Gayet mantıklıdır. o küçük bebek yalnızca anneye ait değil. Babanın da her türlü kararda söz hakkı var. Fakat bu sorumluluk aslen doktorda olmalı. Yani bir zorunluluktan ziyade vicdani bir sorumluluk olarak bakılmalı. Farklı sorunların olduğu evliliklerde ayrı kategorilerde değerlendirilmeli. Anne ve baba arasında ki geniş çaplı problemler, ileriye dönük artacak sorunlar o bebeğin ve annenin hayatını zora sokacaksa olay için onay şartı aramak ahmaklıktır. Düşünebiliyor musunuz bir anne şiddet görüyor, belki ayrılmak istiyor. Hayatı boyunca sorunlar yaşamış. Bu adamın bebeğini dünyaya getirmek ne kadar sağlıklı olabilir? Meseleye tek taraftan bakılmaması gerekiyor. işte bu sebeple vicdanı sorumluluğun on plana çıkması gerek.
kesinlikle süper olmuştur. ulan o bebeği taşıyor diye sahibi kadın mı oluyor ? her ne kadar annenin hakkı varsa babanın da o kadar hakkı vardır. düşünsenize karın geliyor " ehehehe küytajjj yaptıydım hayatimmmmm " diyor. balkondan atarım ulan.
Yazik ki evlilik kururumunun dogru temeller uzerine kurulmamasi, ataerkil aile ve toplum yapisi, aile duzeninde kadina yuklenen evlilige dair gerekli gereksiz sorumluluklar nedeniyle dogru islemeyen, yanli bir hukuksal yaptirimdir.
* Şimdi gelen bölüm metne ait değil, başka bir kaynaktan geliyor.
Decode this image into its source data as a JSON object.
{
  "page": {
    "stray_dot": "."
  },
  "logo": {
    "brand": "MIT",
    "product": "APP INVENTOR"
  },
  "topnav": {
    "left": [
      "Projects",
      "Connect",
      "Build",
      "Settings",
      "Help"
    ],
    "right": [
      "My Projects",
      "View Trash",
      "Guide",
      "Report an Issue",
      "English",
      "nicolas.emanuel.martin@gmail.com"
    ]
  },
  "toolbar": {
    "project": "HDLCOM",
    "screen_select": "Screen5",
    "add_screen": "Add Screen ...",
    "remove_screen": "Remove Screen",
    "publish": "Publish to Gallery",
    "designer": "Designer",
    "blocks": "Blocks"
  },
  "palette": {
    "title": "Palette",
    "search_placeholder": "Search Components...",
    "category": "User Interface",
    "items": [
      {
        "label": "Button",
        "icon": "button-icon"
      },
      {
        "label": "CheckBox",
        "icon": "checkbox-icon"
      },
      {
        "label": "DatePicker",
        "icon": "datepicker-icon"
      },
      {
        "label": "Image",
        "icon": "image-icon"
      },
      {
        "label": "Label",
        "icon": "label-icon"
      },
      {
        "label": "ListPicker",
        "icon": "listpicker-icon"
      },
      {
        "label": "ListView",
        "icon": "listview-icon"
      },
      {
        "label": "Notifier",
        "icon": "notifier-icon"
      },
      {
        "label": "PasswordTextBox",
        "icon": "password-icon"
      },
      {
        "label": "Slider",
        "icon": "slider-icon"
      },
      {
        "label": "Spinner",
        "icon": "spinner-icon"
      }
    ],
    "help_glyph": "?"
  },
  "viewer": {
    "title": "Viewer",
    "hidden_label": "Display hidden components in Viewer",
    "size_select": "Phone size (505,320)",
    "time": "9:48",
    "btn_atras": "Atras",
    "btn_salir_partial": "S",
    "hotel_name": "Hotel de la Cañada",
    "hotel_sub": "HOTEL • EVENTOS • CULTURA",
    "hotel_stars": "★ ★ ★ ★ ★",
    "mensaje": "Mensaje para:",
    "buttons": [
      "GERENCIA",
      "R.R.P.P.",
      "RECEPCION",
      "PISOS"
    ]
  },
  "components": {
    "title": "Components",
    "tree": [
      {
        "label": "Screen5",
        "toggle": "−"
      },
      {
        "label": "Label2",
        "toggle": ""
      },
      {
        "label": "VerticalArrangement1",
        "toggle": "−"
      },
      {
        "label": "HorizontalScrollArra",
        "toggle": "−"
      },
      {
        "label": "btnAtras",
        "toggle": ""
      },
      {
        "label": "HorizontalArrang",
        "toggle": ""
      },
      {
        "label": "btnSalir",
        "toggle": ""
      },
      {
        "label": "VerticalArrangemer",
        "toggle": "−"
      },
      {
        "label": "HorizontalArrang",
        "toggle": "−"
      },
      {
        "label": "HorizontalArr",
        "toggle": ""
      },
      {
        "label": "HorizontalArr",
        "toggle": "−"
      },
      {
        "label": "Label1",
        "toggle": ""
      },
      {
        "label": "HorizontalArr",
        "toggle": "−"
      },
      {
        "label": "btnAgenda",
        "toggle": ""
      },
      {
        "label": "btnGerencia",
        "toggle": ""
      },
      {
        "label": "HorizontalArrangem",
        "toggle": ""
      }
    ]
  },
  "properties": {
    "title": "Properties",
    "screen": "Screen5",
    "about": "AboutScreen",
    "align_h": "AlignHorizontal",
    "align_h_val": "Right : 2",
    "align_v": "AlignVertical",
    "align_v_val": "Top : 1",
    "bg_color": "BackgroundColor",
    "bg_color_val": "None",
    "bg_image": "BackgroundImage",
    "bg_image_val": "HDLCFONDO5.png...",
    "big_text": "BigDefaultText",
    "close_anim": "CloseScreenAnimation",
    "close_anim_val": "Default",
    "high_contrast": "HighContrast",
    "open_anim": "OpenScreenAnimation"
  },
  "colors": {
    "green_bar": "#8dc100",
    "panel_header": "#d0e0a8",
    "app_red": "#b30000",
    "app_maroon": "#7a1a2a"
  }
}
Kurtaj kadinin karari olmalidir. Eger ki bu yaptirimi uygulayan devlet yanli degilse karari psikolog gozetiminde kadina vermelidir.
Olması gereken budur. Zaten doğru düzgün bir evlilikte böyle bir karar karı koca bir araya gelip konuşmadan alınmaz.
Aksi takdirde kadın kocasına ihanet etmiş olur.
hiçbir feminist gelip rererö yapmasın vay kadın hakları vay bilmem ne diye. Ortada bir evlilik var ve bu evliliğe, bu evliliğin oluşturduğu bağlara saygı gerekli çünkü.